Tom Lieberum 11 Feb 2022 10:50 UTC
3 points
AF
I updated the report with the training curves. Under default settings, 100% training accuracy is reached after 500 steps.

There is actually an overlap between the train/val curves going up. Might be an artifact of the simplicity of the task or that I didn’t properly split the dataset (e.g. x+y being in train and y+x being in val). I might run it again for a harder task to verify.
- Rohin Shah 11 Feb 2022 11:27 UTC
  LW: 3 AF: 3
  AF Parent
  Huh, intriguing. Yeah, it might be worth running with a non-commutative function and seeing if it holds up—it seems like in the default setting the validation accuracy hits almost 0.5 once the training accuracy is 1, which is about what you’d get if you understood commutativity but nothing else about the function. So the “grokking” part is probably happening after that, i.e. at roughly the 1.5k steps location in the default setting.
  - Tom Lieberum 11 Feb 2022 12:21 UTC
    LW: 3 AF: 3
    AF Parent
    So I ran some experiments for the permutation group S_5 with the task x o y = ?
    
    Interestingly here increasing the learning rate just never works. I’m very confused.
    - Rohin Shah 11 Feb 2022 13:16 UTC
      LW: 3 AF: 3
      AF Parent
      Also interestingly, in the default setting for these new experiments, grokking happens in ~1000 steps while memorization happens in ~1500 steps, so the grokking is already faster than the memorization, in stark contrast to the graphs in the original post.
      (This does depend on when you start the counter for grokking, as there’s a long period of slowly increasing validation accuracy.

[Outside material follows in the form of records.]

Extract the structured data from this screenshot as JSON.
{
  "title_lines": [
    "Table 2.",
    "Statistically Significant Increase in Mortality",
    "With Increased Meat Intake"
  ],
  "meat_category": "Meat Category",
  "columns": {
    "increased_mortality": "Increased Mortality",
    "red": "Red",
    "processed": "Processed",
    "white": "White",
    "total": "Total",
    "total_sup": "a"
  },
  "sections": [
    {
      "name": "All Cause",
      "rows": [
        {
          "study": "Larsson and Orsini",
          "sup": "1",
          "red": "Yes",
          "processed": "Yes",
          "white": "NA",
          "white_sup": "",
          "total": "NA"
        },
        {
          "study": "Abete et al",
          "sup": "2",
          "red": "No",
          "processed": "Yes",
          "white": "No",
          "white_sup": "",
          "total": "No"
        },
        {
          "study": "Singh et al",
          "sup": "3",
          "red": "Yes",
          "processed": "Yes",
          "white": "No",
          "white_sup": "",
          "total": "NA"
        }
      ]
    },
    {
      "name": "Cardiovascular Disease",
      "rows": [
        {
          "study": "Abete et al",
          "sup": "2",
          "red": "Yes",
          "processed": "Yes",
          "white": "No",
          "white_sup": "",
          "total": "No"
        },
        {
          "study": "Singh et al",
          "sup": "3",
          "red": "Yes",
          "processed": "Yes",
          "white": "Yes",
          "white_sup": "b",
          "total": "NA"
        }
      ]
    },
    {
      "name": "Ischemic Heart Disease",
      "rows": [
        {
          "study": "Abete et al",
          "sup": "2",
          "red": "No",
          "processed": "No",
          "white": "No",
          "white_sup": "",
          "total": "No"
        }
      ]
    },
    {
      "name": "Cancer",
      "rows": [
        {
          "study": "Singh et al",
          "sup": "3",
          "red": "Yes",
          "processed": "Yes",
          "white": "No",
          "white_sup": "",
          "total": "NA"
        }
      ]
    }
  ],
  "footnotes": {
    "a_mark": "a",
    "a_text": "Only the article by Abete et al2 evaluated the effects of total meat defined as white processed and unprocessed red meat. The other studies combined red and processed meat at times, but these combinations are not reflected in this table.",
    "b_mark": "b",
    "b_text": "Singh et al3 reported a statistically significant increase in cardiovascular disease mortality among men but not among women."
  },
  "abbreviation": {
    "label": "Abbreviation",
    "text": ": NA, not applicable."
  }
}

You could reasonably say grokking took ~2500 steps.)
      - Tom Lieberum 11 Feb 2022 13:45 UTC
        LW: 3 AF: 2
        AF Parent
        Oh I thought figure 1 was S5 but it actually is modular division. I’ll give that a go..
        
        Here are results for modular division. Not super sure what to make of them. Small increases in learning rate work, but so does just choosing a larger learning rate from the beginning. In fact, increasing lr to 5x from the beginning works super well but switching to 5x once grokking arguably starts just destroys any progress. 10x lr from the start does not work (nor when switching later)
        
        So maybe the initial observation is more a general/global property of the loss landscape for the task and not of the particular region during grokking?
        Rohin Shah 12 Feb 2022 9:40 UTC
        LW: 3 AF: 1
        AF Parent
        Yeah, that seems right, I think I’m basically at “no, you can’t just 10x the learning rate once grokking starts”.
        gwern 12 Feb 2022 1:09 UTC
        3 points
        Parent
        Increasing regularization (weight decay in this instance) might rescue the ones which don’t work.
        Tom Lieberum 12 Feb 2022 10:57 UTC
        1 point
        Parent
        I tried increasing weight decay and increased batch sizes but so far no real success compared to 5x lr. Not going to investigate this further atm.